Anna argues that Karenin has never once given her love. She has tried to find other means of obtaining love, but ultimately, she must love in order to be fulfilled. And that means a life with Vronsky. Later in the novel, Dolly sympathizes with Anna's situation. She says, "How is she to blame, then? She wants to live. God has put that into our souls" (6.61.17). Though Dolly (and Tolstoy!) doesn't approve of Anna's affair, she can still understand and sympathize with Anna's need for love. Notice how both Anna and Dolly claim humans require love – God made people that way.

Quote #8

She was an honorable woman who had bestowed her love upon him, and he loved her, and therefore she was in his eyes a woman who had a right to the same, or even more, respect than a lawful wife. He would have had his hand chopped off before he would have allowed himself by a word, by a hint, to humiliate her, or even to fall short of the fullest respect a woman could look for. (3.20.3)

In Vronsky's eyes, love legitimizes all. He refuses to disrespect Anna for cheating on her husband.

Quote #9

But he could not at once recall what he had been going to say. These fits of jealousy, which of late had been more and more frequent with her, horrified him, and however much he tried to disguise the fact, made him feel cold to her, although he knew the cause of her jealousy was her love for him. How often he had told himself that her love was happiness; and now she loved him as a woman can love when love has outweighed for her all the good things of life – and he was much further from happiness than when he had followed her from Moscow. Then he had thought himself unhappy, but happiness was before him; now he felt that the best happiness was already left behind. She was utterly unlike what she had been when he first saw her. Both morally and physically she had changed for the worse. She had broadened out all over, and in her face at the time when she was speaking of the actress there was an evil expression of hatred that distorted it. He looked at her as a man looks at a faded flower he has gathered, with difficulty recognizing in it the beauty for which he picked and ruined it. And in spite of this he felt that then, when his love was stronger, he could, if he had greatly wished it, have torn that love out of his heart; but now, when as at that moment it seemed to him he felt no love for her, he knew that what bound him to her could not be broken. (4.3.17)

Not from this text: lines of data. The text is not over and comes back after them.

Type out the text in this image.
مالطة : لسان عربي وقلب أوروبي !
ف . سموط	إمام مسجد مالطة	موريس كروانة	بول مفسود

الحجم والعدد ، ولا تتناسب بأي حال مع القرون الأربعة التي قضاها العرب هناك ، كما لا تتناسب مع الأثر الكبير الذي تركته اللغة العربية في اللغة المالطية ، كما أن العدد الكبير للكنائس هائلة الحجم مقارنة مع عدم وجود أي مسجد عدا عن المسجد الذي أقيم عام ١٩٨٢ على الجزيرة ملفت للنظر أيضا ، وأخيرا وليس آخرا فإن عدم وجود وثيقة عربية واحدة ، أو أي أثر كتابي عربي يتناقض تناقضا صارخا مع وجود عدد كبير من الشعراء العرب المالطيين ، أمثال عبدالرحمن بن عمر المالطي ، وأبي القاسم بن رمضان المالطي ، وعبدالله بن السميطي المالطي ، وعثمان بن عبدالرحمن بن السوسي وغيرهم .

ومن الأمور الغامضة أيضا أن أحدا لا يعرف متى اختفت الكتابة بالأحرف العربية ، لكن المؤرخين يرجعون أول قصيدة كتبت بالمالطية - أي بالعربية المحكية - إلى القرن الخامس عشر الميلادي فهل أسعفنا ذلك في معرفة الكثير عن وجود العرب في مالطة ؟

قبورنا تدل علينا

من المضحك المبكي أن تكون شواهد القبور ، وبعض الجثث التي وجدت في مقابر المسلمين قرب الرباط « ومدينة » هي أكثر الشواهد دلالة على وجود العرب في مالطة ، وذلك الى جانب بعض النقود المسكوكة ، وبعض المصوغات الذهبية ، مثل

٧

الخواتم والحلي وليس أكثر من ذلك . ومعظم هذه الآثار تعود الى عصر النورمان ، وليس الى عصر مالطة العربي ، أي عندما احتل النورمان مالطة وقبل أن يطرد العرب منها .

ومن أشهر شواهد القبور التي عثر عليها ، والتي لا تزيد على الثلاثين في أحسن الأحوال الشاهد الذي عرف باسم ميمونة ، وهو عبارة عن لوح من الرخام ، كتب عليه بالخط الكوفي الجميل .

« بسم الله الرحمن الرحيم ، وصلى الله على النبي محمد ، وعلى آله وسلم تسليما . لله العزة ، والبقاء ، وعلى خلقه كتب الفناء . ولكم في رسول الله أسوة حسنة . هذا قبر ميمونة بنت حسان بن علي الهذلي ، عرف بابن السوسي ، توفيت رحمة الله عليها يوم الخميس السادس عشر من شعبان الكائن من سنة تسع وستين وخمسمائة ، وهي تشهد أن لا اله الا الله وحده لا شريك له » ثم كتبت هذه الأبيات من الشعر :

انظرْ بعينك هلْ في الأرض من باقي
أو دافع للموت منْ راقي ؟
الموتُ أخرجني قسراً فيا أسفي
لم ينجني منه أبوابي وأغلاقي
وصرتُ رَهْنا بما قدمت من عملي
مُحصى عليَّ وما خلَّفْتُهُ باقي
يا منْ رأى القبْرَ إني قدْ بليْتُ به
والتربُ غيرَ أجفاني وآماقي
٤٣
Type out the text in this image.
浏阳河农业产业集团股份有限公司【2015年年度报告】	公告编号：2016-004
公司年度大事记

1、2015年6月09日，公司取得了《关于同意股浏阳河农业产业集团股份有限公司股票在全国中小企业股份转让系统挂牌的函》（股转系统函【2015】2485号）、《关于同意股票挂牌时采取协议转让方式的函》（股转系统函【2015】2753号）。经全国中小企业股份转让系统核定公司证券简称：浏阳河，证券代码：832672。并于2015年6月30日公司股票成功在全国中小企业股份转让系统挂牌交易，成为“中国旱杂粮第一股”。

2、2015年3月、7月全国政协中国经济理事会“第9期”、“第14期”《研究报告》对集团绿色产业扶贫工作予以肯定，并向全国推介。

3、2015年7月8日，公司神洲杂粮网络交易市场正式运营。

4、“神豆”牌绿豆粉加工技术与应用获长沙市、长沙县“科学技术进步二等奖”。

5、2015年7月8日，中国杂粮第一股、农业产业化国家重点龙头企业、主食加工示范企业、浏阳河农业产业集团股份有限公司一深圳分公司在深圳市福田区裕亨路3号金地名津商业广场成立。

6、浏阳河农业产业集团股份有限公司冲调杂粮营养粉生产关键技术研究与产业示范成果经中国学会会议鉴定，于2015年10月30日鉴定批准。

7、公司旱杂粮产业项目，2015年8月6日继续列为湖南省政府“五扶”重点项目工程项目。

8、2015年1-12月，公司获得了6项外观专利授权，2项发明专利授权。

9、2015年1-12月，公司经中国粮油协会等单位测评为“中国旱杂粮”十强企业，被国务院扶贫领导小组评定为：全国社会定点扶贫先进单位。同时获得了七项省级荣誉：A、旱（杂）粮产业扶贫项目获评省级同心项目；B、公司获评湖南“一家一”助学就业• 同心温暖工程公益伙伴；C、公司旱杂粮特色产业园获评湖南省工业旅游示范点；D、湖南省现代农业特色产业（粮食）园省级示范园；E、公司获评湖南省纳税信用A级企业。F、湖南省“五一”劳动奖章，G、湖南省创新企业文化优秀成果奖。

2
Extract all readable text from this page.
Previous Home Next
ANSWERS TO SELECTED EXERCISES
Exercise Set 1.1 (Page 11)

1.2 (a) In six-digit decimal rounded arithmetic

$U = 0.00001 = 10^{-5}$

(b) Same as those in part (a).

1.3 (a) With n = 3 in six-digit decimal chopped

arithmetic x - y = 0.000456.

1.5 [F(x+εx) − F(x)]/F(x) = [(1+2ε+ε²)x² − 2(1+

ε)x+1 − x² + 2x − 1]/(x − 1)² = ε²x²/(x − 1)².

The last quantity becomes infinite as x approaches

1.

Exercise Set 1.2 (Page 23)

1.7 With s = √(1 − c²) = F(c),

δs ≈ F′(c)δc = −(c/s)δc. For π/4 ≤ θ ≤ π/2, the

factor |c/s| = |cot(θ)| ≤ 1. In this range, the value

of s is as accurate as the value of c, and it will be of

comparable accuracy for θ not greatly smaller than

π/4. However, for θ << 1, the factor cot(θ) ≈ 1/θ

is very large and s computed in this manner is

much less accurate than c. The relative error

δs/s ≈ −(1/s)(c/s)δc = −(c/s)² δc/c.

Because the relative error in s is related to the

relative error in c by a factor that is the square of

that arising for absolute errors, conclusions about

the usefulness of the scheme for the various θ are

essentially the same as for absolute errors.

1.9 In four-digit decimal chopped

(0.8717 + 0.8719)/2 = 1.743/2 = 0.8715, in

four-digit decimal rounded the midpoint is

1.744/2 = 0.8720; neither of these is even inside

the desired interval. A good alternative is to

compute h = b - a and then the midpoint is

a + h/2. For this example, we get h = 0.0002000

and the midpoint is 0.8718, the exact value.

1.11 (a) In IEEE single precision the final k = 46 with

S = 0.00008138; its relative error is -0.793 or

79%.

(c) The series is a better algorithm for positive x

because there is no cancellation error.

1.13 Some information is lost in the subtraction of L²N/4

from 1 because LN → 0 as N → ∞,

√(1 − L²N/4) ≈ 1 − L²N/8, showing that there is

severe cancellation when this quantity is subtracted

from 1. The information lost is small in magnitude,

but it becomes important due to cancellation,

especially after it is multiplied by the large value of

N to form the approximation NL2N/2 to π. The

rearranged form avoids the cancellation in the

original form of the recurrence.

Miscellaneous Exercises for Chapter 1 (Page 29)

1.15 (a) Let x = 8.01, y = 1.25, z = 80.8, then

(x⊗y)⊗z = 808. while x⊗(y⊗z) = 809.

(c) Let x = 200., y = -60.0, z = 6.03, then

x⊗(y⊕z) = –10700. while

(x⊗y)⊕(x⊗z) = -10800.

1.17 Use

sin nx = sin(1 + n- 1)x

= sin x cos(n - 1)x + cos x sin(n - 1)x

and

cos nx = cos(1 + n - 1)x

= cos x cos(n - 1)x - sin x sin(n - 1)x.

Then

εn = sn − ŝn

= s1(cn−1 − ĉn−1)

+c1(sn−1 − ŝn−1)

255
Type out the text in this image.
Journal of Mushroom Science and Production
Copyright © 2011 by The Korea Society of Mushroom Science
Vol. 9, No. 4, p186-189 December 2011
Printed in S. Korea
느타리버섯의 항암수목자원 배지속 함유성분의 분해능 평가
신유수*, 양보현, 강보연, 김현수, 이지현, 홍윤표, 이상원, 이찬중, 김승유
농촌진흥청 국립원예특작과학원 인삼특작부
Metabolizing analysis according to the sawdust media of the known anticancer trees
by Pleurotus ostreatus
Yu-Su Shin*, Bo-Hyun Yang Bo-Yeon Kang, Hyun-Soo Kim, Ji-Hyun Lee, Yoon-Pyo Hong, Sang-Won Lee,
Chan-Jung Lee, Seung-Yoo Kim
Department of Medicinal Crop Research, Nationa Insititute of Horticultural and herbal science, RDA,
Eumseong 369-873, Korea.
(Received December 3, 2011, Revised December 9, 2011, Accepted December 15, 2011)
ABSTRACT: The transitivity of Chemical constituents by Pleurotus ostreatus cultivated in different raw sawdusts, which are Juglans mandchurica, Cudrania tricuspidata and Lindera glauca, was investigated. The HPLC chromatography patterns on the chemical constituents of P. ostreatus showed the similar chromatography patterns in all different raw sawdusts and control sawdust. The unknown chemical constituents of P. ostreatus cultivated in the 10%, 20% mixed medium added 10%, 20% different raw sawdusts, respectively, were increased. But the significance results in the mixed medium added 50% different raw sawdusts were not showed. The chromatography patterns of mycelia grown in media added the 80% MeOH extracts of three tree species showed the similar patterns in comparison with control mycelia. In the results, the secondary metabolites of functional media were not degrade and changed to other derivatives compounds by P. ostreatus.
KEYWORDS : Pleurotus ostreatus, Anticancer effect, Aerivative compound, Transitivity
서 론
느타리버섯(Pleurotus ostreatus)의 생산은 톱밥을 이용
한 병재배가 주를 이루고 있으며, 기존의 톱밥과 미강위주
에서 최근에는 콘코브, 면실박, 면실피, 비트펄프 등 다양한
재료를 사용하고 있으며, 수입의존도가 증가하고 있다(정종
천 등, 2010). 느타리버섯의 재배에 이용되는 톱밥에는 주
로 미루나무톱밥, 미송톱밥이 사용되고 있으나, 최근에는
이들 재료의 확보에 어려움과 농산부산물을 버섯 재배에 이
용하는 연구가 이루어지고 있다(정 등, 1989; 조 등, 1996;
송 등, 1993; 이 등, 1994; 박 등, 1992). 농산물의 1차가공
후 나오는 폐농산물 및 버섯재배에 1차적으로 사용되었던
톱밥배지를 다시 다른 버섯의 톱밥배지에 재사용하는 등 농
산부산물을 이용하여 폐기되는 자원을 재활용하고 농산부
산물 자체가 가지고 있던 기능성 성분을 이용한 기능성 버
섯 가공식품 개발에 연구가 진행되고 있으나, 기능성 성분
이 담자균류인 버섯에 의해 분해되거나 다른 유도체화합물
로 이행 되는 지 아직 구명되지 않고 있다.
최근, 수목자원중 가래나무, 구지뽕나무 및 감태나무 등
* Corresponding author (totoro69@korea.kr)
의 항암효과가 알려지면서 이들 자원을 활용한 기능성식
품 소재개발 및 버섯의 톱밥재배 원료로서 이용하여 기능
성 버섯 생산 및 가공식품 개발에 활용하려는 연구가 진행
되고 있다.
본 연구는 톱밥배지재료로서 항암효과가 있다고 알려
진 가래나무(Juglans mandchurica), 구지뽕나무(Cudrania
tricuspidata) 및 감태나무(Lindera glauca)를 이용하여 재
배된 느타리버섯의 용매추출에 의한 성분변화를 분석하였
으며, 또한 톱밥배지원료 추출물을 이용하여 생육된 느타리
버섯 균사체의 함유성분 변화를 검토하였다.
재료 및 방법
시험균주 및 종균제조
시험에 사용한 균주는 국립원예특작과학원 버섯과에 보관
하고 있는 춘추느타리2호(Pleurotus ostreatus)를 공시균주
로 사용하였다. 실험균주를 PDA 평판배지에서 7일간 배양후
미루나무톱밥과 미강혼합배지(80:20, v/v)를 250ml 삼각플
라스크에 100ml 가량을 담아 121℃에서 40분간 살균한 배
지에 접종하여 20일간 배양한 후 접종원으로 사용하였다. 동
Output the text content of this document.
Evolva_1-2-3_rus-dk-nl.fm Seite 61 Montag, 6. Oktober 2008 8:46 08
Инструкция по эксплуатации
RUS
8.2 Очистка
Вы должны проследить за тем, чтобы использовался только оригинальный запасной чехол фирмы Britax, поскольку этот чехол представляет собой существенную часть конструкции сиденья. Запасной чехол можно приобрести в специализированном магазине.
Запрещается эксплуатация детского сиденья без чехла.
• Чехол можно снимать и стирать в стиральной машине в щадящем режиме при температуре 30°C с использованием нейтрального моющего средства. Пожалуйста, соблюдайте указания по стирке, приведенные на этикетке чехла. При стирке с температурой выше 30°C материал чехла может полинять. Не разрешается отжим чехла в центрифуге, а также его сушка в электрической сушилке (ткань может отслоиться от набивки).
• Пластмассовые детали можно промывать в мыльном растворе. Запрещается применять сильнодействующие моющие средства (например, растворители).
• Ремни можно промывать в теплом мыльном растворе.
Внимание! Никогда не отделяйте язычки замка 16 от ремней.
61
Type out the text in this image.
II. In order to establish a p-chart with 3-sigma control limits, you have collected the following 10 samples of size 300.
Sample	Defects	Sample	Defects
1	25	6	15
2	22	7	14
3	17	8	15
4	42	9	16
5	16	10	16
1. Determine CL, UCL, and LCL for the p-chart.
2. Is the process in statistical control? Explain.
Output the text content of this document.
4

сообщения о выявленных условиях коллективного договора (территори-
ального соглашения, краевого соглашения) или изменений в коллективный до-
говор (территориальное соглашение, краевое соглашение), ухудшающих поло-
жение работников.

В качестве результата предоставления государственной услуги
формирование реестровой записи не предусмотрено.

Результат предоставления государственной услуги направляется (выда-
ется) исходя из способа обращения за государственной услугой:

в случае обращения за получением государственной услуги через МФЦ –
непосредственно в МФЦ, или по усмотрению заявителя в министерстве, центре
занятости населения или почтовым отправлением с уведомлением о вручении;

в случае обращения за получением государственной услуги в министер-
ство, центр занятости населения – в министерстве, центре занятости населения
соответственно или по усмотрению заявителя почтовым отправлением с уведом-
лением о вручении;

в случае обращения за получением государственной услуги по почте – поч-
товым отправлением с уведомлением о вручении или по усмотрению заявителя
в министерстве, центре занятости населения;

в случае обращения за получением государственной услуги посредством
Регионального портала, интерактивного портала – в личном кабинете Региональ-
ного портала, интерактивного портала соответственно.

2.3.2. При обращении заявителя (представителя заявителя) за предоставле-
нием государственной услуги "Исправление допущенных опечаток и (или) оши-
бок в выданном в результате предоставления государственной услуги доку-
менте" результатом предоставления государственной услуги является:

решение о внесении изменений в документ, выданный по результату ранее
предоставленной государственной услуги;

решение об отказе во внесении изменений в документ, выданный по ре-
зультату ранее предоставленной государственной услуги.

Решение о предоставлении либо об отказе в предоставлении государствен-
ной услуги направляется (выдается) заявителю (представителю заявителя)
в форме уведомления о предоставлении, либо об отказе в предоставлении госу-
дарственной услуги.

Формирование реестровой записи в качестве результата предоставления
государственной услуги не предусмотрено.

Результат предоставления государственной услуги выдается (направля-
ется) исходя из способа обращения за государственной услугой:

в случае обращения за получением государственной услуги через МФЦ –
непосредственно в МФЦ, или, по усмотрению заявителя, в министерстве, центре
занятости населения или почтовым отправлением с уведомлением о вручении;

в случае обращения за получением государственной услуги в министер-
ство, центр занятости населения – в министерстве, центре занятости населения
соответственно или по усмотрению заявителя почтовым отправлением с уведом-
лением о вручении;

Vronsky thought he would find happiness with Anna through his love. Even when he learns that his love has nothing to do with happiness, and even when his love for Anna is fading, he feels inextricably bound to her. After all, he believes it's his fault that she has "changed for the worse." In convincing Anna to have an affair with him, he destroyed the woman he loved. After "ruining" her, he feels he can't abandon her. You can find more evidence for this perspective in the scene when Vronsky and Anna first sleep together – he is described as a murder, and she the corpse of his victim.